Toxic responses induced by the Jack Bean Urease-derived peptide Jaburetox in Rhodnius prolixus, a Chagas? disease vector

LEONARDO L. FRUTTERO; NATALIA R. MOYETTA; MATHEUS V. COSTE GRAHL; MONIQUE SIEBRA KRUG; VALQUIRIA BROLL; FERNANDA STANISÇUASKI; CELIA R. CARLINI

Maceió

Congreso; XXVI Congreso Brasilero IX Congreso Latinoamericano de Entomología.; 2016

Insecticidal properties of ureases from Canavalia ensiformis seeds (Jack bean ureases, JBU) were described more than 10 years ago, although their mechanisms of action are still not completely understood. A recombinant peptide derived from one of C. ensiformis ureases called Jaburetox was shown to be highly toxic and lethal to insects belonging to different orders. Previous findings indicated that the toxic peptide acts on the insects in a complex fashion by forming ionic channels, disrupting lipid membranes and inhibiting diuresis and the transmembrane potential of Malpighian tubules. Moreover, recent data suggested that the central nervous system (CNS) is a target organ for JBU and Jaburetox. In this work, we employed biochemical, molecular and cellular approaches to explore the mode of action of Jaburetox using R. prolixus, one of the main Chagas? disease vectors, as experimental model. In vitro incubations with fluorescent FITC-labeled Jaburetox indicated a high affinity of the peptide for the CNS but not for salivary glands (SG). Jaburetox treatment in vivo (by feeding) and in vitro induced an increment of both the mRNA and the activity of UDP-N-acetylglucosamine pyrophosphorylase (UAP), an enzyme involved in chitin synthesis and glycosylation pathways.
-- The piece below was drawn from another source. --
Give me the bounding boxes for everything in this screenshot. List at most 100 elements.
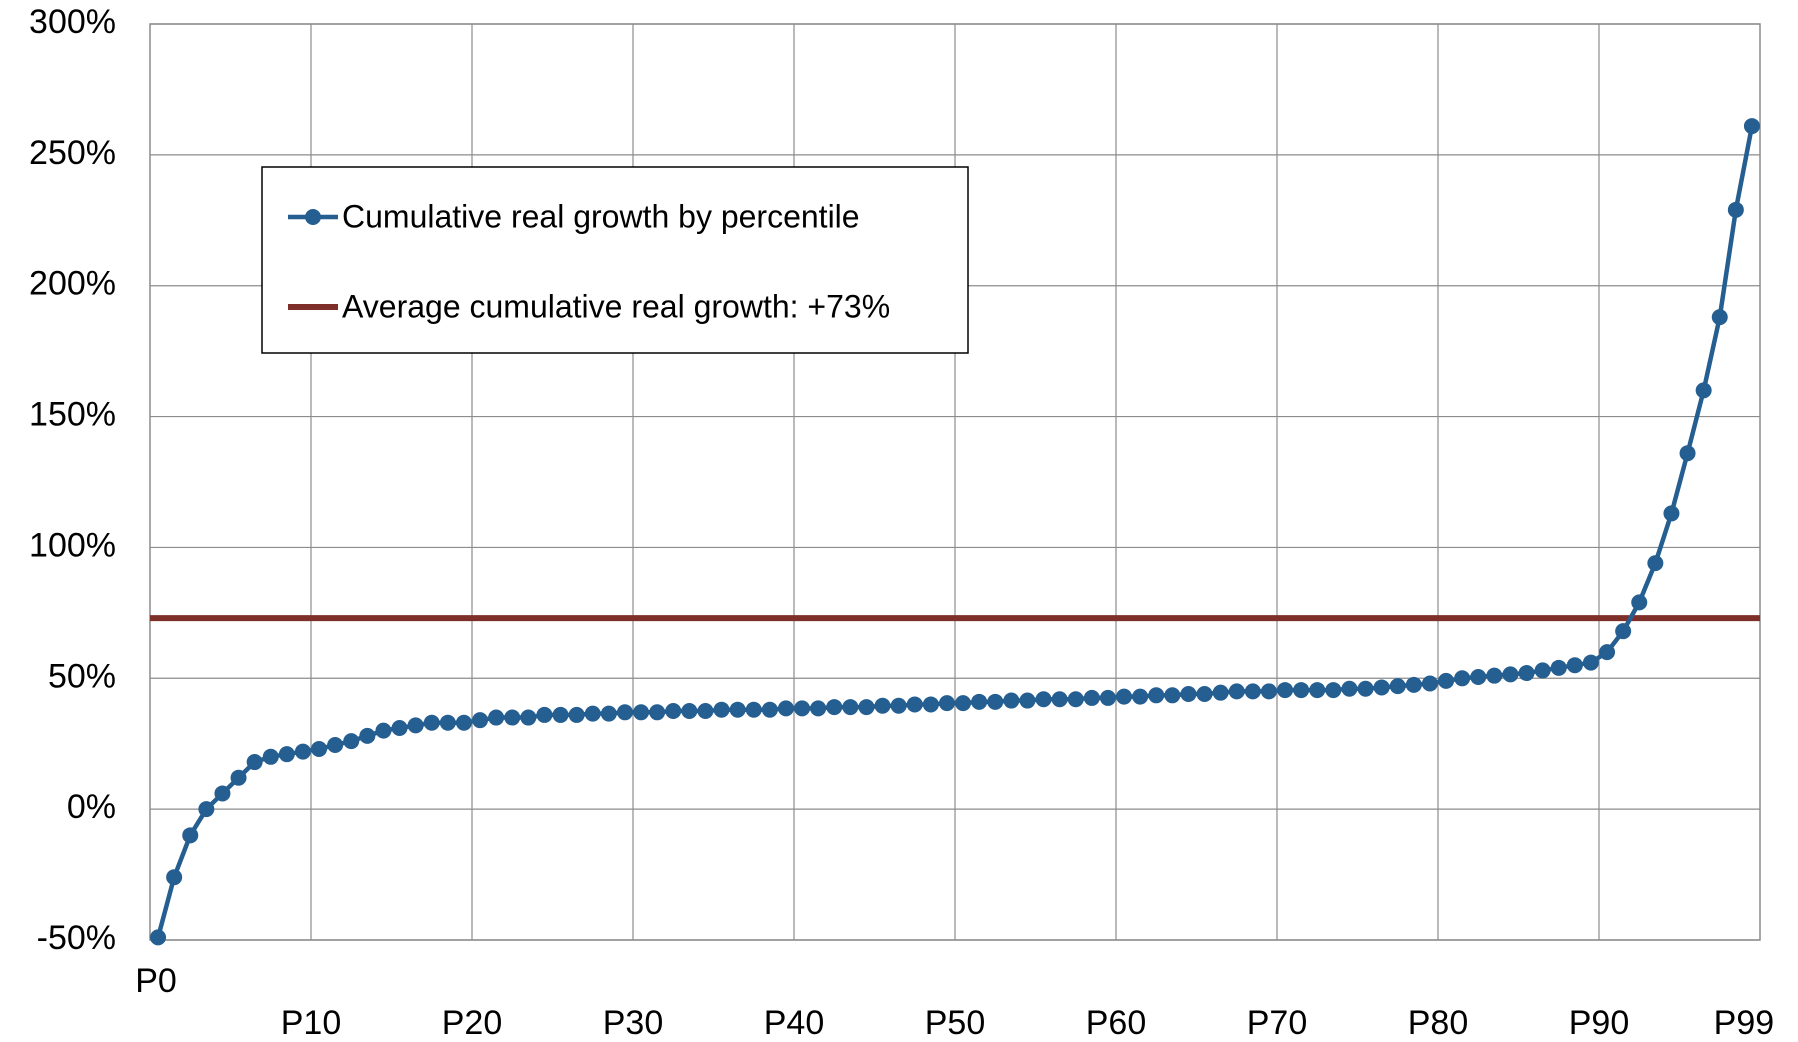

On the other hand, in vitro incubations of Jaburetox with CNS and SG homogenates partially inhibited the activity of nitric oxide synthase (NOS), an enzyme involved in nitrinergic signaling. No changes were observed upon Jaburetox treatment in the activity of the enzyme acid phosphatase, a possible link between UAP and NOS. Taken together, these findings contribute to better understanding basic aspects of the biochemistry and neurophysiology of insects and could lead to the development of optimized strategies for insect control.